Colin Kaepernick’s decision to sit during the national anthem sends a powerful message – to increase the volume and channel dissenting voices in the direction of a deaf (and dumb) nation.
As it happens, the “Star-Spangled Banner” (with third verse lyrics celebrating the death of the British and freed Black Americans), was written by Francis Scott Key, a slave owner who championed America’s attempted grab of Canada from the British in the War of 1812. Amazing isn’t it, how false flag events, then and now, turn into politically patriotic anthems? But I digress.

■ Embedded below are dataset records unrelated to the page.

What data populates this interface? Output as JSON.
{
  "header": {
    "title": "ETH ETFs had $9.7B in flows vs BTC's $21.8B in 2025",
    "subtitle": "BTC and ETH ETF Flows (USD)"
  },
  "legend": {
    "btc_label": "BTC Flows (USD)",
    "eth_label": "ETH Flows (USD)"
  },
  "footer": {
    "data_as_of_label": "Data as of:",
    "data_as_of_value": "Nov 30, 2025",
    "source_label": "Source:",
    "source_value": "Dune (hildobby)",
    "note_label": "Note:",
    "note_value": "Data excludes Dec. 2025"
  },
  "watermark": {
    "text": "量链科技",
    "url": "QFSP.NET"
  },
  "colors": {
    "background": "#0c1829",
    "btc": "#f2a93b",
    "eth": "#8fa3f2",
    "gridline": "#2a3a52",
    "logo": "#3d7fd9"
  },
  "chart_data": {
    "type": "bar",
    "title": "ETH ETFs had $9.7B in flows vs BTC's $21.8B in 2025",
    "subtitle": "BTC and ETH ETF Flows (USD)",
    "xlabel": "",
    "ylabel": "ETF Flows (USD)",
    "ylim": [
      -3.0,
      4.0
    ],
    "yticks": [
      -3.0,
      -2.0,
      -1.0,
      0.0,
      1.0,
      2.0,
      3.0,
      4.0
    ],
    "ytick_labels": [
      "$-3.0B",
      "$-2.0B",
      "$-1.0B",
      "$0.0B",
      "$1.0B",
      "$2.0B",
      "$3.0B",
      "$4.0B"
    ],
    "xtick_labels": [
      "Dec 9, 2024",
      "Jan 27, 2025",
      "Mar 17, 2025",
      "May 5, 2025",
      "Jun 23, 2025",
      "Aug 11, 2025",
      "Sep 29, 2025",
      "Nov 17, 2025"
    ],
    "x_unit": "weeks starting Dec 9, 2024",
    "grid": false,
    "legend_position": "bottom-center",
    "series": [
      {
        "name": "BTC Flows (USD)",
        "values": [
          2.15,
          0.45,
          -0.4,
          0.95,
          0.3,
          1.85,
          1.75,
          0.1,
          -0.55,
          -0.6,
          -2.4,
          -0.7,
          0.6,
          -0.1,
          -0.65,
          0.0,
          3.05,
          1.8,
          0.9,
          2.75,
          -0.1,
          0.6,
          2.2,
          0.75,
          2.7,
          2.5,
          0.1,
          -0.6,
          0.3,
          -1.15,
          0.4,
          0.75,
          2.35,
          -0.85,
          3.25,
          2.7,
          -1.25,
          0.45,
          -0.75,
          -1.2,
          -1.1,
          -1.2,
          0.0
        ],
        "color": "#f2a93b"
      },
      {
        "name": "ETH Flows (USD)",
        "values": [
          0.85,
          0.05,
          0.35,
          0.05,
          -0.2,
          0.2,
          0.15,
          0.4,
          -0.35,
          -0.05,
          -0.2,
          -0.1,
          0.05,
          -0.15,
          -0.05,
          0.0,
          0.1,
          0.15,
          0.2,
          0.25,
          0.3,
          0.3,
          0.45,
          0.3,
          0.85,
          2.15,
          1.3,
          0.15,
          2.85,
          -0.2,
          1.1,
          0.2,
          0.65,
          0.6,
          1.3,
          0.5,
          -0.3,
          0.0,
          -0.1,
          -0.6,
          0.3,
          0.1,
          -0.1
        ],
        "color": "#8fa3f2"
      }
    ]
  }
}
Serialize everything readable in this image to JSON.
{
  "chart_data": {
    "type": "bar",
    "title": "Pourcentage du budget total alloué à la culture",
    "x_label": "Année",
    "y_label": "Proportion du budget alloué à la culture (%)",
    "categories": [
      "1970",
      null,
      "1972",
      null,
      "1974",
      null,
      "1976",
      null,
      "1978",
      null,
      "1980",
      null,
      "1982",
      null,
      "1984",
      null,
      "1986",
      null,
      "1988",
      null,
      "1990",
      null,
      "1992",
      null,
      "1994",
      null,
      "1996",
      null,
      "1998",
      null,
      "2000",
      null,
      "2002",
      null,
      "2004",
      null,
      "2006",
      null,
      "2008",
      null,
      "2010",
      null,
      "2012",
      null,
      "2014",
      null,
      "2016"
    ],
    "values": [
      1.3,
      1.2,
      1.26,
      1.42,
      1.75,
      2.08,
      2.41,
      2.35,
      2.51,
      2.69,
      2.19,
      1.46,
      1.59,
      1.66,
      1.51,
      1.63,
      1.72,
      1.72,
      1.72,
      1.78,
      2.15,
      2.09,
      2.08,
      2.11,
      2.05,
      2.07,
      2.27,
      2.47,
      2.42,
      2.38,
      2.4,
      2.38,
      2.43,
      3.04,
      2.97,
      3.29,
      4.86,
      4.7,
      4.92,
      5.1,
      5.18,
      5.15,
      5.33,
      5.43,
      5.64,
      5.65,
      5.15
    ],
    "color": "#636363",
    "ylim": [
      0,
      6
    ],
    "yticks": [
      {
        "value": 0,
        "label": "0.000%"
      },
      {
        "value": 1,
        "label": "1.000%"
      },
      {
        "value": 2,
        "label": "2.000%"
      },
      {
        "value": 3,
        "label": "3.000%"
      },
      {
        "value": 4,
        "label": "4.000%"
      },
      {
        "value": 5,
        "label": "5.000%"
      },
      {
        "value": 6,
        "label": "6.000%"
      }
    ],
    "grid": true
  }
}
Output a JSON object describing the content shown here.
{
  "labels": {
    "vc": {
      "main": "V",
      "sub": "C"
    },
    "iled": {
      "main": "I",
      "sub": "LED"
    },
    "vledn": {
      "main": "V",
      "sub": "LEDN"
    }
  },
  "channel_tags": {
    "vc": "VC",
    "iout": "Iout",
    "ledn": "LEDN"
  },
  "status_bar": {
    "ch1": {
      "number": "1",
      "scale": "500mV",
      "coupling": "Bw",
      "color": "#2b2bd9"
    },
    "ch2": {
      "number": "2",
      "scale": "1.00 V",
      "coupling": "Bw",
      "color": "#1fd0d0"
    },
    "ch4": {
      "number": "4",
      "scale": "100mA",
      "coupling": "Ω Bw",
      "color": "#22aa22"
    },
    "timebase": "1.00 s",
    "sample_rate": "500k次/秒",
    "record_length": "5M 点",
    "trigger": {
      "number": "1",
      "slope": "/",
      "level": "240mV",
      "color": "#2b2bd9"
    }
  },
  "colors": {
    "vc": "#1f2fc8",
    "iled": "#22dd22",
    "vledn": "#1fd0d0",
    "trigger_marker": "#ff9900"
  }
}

There’s no denying that continued sit-downs with a threat of revenue generating player boycotts hanging over the heads of “owners” and Television conglomerates would ensure and further the discussion of racial and ethnic inequity and injustice in the country. Along with the clarifying objectives of instituting Civilian Police Commissions with the power to subpoena and investigate police misconduct. And acceptance of a new reality, that of a changing demographic, demands of equal footing and opportunity for jobs, education, land, home, position, influence, and power.
As with all inspired and PEACEFUL revolutionary moments, it begins with an individual act, progresses to others joining in, and morphs into a movement that challenges the privileged, moneyed and powerful interests in society. An outing (cleansing) occurs. People choose sides, battle lines drawn. Naysayers scrutinized, hypocrites are exposed, the collaborators held to account; and as always bank accounts weigh heavy on both the oppressor and the oppressed. And with any luck, maybe, just maybe, a civil rights past, long abandoned by the co-opted, becomes prologue.
So I ask you, who has the power? A corporate, nationally militarized police force or professional athletes?
On the surface, it seems clear. If the battle were to be played out in the streets, weapons and body armor would beat down helmet, shoulder pads, and protective cups. But this is a clash of human rights, accountability, and justice. And it just so happens that the terms of engagement are on athletic turf, and by and large, by athletes with guaranteed contracts. Advantage: athletes.
It’s undeniable that one force, the police, has State, and Federal sanctioned power to murder with impunity. The other force, the athletes (if they so choose) has the nationally sanctioned power to “sit at the front of the bus (bench).” Anthem, notwithstanding. Two forces. One cognizant of its muscled impunity and the benefits derived from it. The other, a sleeping giant, awakening to its weight and sway. Pulitzer Prize author Alice Walker righteously opined, “The most common way people give up their power is by thinking they don’t have any.”
To contextualize this further, let’s not forget that Sport, especially professional football, is but a socially engineered mechanism to mollify and defuse the alienated energy of the disgruntled masses. It’s a ploy to divert peoples’ attention from everyday survival. It’s a contrivance to fragment, vent and deter revolt – and is critical to maintaining ruling authority, power, and control. The Romans, with their gladiator spectacles, knew this. So too, does America’s ruling class.
I’m suggesting that athletes have the power to unleash mass awareness and discontent PEACEFULLY; to hold the police and the country to account DAILY. They have a platform from which to demand justice from willfully ignorant captive audiences day after day, week after week, season after season – and the media, has no other option but to report and cover it. In this extraordinarily unexpected window of opportunity, athletes could provide the voice America’s elite don’t care or dare extend to the disenfranchised among us – at the risk of amplifying the criminal, sanctioned police murder of American Blacks and people-of-color.
Apparently, Colin Kaepernick had an epiphany. I don’t care why, where and when it hit him. His smoldering act of rebellion unleashed a firestorm. And here’s hoping that the fuse he lit crisscrosses the country, to colosseums big and small, and into the mindset and consciousness of his athletic brethren.
As a person-of-color, a veteran, and as an American, I stand, and salute you, Colin.
Rebellion and freedom from oppression – are what the oligarchy fears the most.